2015 Beckman Symposium   

Jeffery Johnston, PhD

Presentation Date:

Jeffery Johnston, PhD

Career Advancement within the University

Vanderbilt University

Stevenson Professor of Chemistry
Beckman Scholars Program Director & Mentor, Vanderbilt University

Professor Johnston obtained his B.S. (Honors) in Chemistry (summa cum laude) in 1992 from Xavier University. While at Xavier, he completed his undergraduate thesis research with Professor Robert G. Johnson. He continued his training in organic chemistry at the Ohio State University working with Leo A. Paquette. In 1997, he moved to Harvard to join Professor David A. Evans as an NIH postdoctoral fellow. He began his independent career at Indiana University in 1999 and was ultimately promoted to Professor of Chemistry with tenure. In 2006, he moved with his research group to Vanderbilt University where he is currently a Stevenson Professor of Chemistry and a member of the Vanderbilt Institute of Chemical Biology. He is also Director of the VU-Beckman Scholars Program for undergraduate research. His research program has been recognized by several organizations, including the Boehringer-Ingelheim New Investigator Award, the Yamanouchi and Astellas faculty awards, an Amgen Young Investigator Award, and an Eli Lilly Grantee Award. At Indiana University, he received the IU Outstanding Junior Faculty Award, as well as an IU Trustees Teaching Award. In 2011, he was elected a Fellow of the American Association for the Advancement of Science (AAAS), awarded a Stevenson Endowed Chair, and was a recipient of the Chancellor's Award for Research. He was a 2013 Japan Society for the Promotion of Science (JSPS) Fellow, and received the ACS Arthur C. Cope Scholar Award in 2014. Recent leadership positions in which he has served include the Executive Committees of Vanderbilt University’s Strategic Planning and Faculty Senate, as well as the American Chemical Society’s Division of Organic Chemistry.
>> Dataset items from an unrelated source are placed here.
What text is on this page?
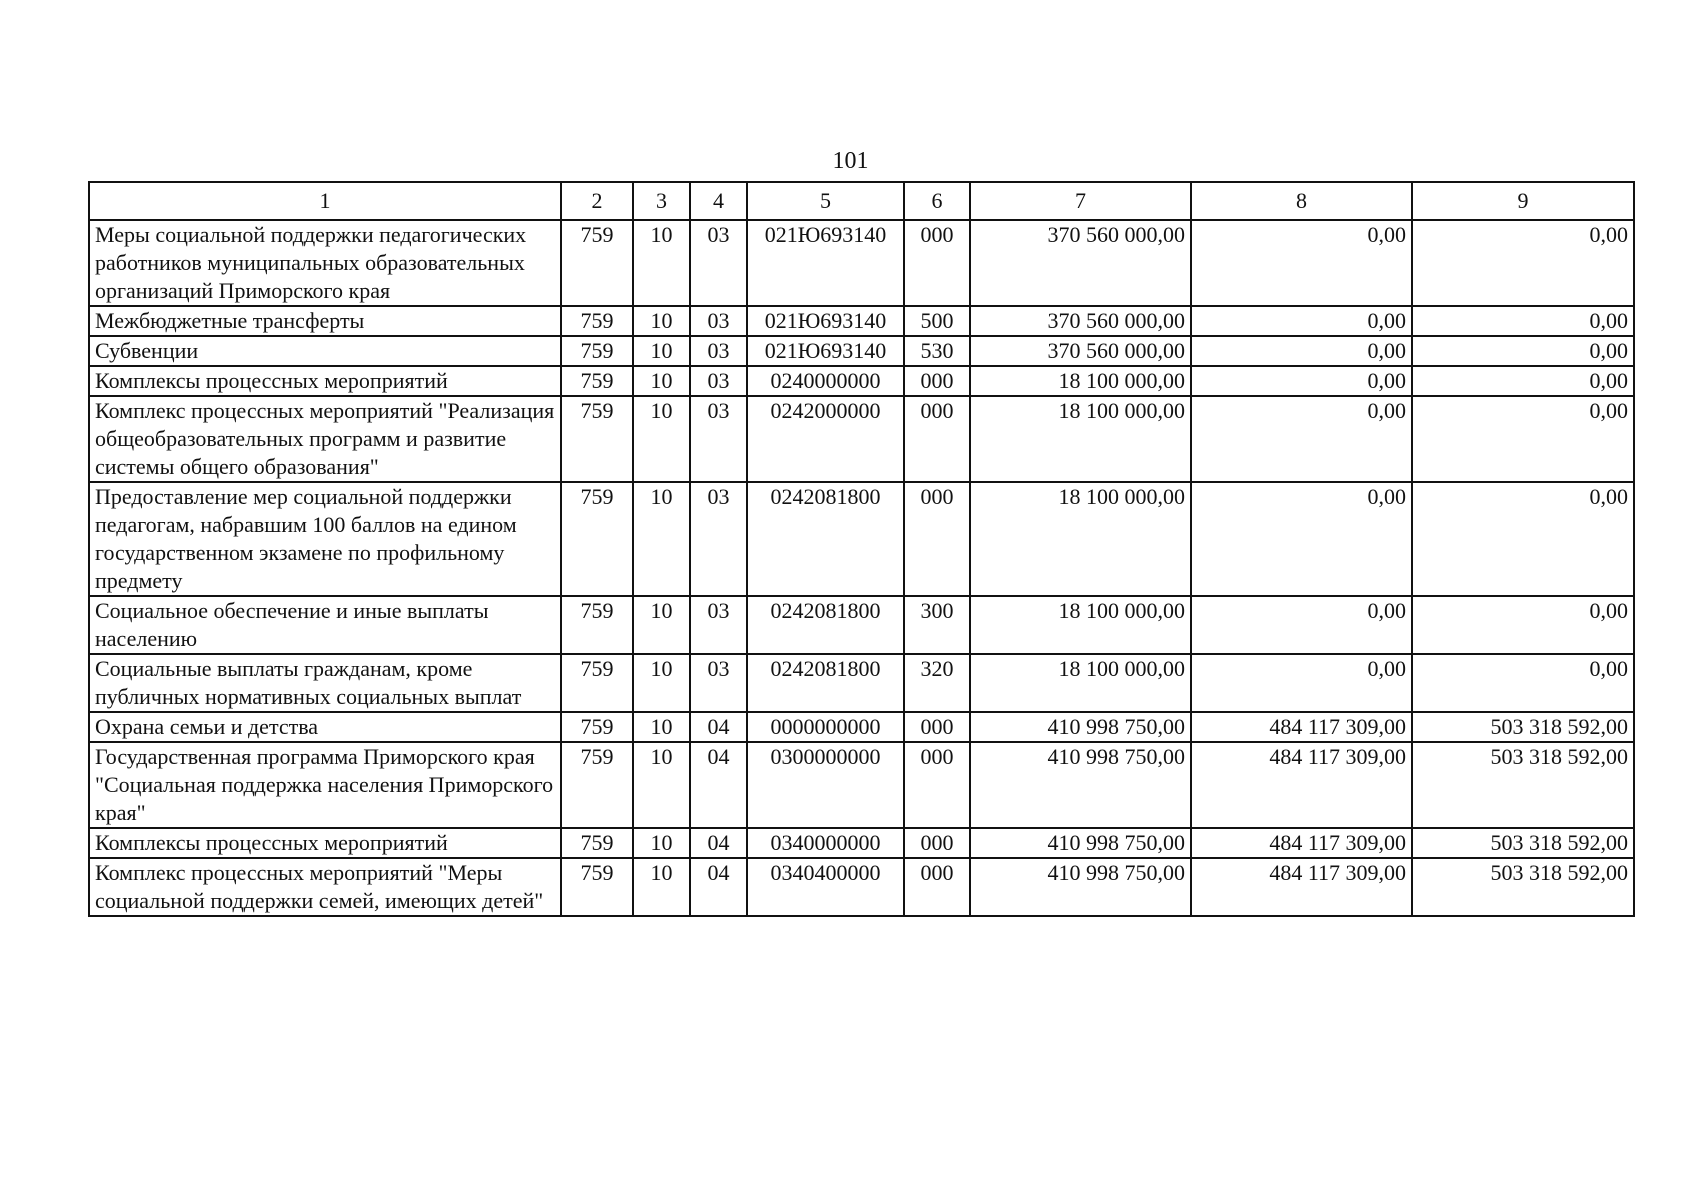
101
1	2	3	4	5	6	7	8	9
Меры социальной поддержки педагогических работников муниципальных образовательных организаций Приморского края	759	10	03	021Ю693140	000	370 560 000,00	0,00	0,00
Межбюджетные трансферты	759	10	03	021Ю693140	500	370 560 000,00	0,00	0,00
Субвенции	759	10	03	021Ю693140	530	370 560 000,00	0,00	0,00
Комплексы процессных мероприятий	759	10	03	0240000000	000	18 100 000,00	0,00	0,00
Комплекс процессных мероприятий "Реализация общеобразовательных программ и развитие системы общего образования"	759	10	03	0242000000	000	18 100 000,00	0,00	0,00
Предоставление мер социальной поддержки педагогам, набравшим 100 баллов на едином государственном экзамене по профильному предмету	759	10	03	0242081800	000	18 100 000,00	0,00	0,00
Социальное обеспечение и иные выплаты населению	759	10	03	0242081800	300	18 100 000,00	0,00	0,00
Социальные выплаты гражданам, кроме публичных нормативных социальных выплат	759	10	03	0242081800	320	18 100 000,00	0,00	0,00
Охрана семьи и детства	759	10	04	0000000000	000	410 998 750,00	484 117 309,00	503 318 592,00
Государственная программа Приморского края "Социальная поддержка населения Приморского края"	759	10	04	0300000000	000	410 998 750,00	484 117 309,00	503 318 592,00
Комплексы процессных мероприятий	759	10	04	0340000000	000	410 998 750,00	484 117 309,00	503 318 592,00
Комплекс процессных мероприятий "Меры социальной поддержки семей, имеющих детей"	759	10	04	0340400000	000	410 998 750,00	484 117 309,00	503 318 592,00
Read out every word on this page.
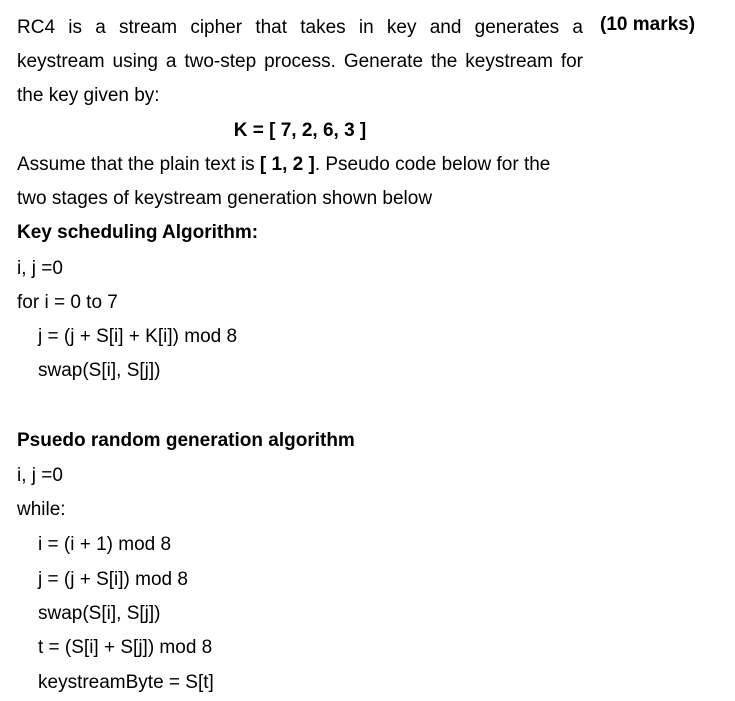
RC4 is a stream cipher that takes in key and generates a keystream using a two-step process. Generate the keystream for the key given by:
(10 marks)
K = [ 7, 2, 6, 3 ]
Assume that the plain text is [ 1, 2 ]. Pseudo code below for the
two stages of keystream generation shown below
Key scheduling Algorithm:
i, j =0
for i = 0 to 7
j = (j + S[i] + K[i]) mod 8
swap(S[i], S[j])
Psuedo random generation algorithm
i, j =0
while:
i = (i + 1) mod 8
j = (j + S[i]) mod 8
swap(S[i], S[j])
t = (S[i] + S[j]) mod 8
keystreamByte = S[t]
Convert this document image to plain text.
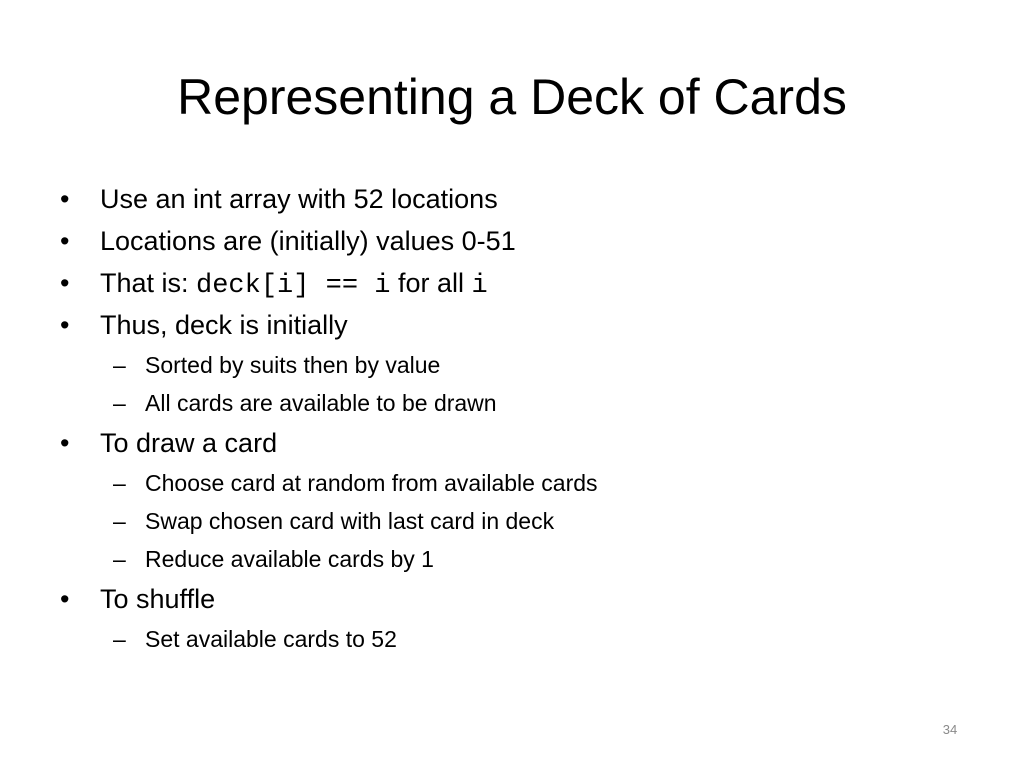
Representing a Deck of Cards
•	Use an int array with 52 locations
•	Locations are (initially) values 0-51
•	That is: deck[i] == i for all i
•	Thus, deck is initially
– Sorted by suits then by value
– All cards are available to be drawn
•	To draw a card
– Choose card at random from available cards
– Swap chosen card with last card in deck
– Reduce available cards by 1
•	To shuffle
– Set available cards to 52
34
Prof. Johnston’s former students have entered diverse fields, including both academic (research and primarily undergraduate institutions) and industrial (from biotech to ‘big pharma’, medicinal to process and agricultural chemistry, and sales and contract research positions) areas. His ability to predict the outcome of a chemical reaction is far better than his ability to predict the ultimate career outcome for a student with a brilliant mind and incredible talent!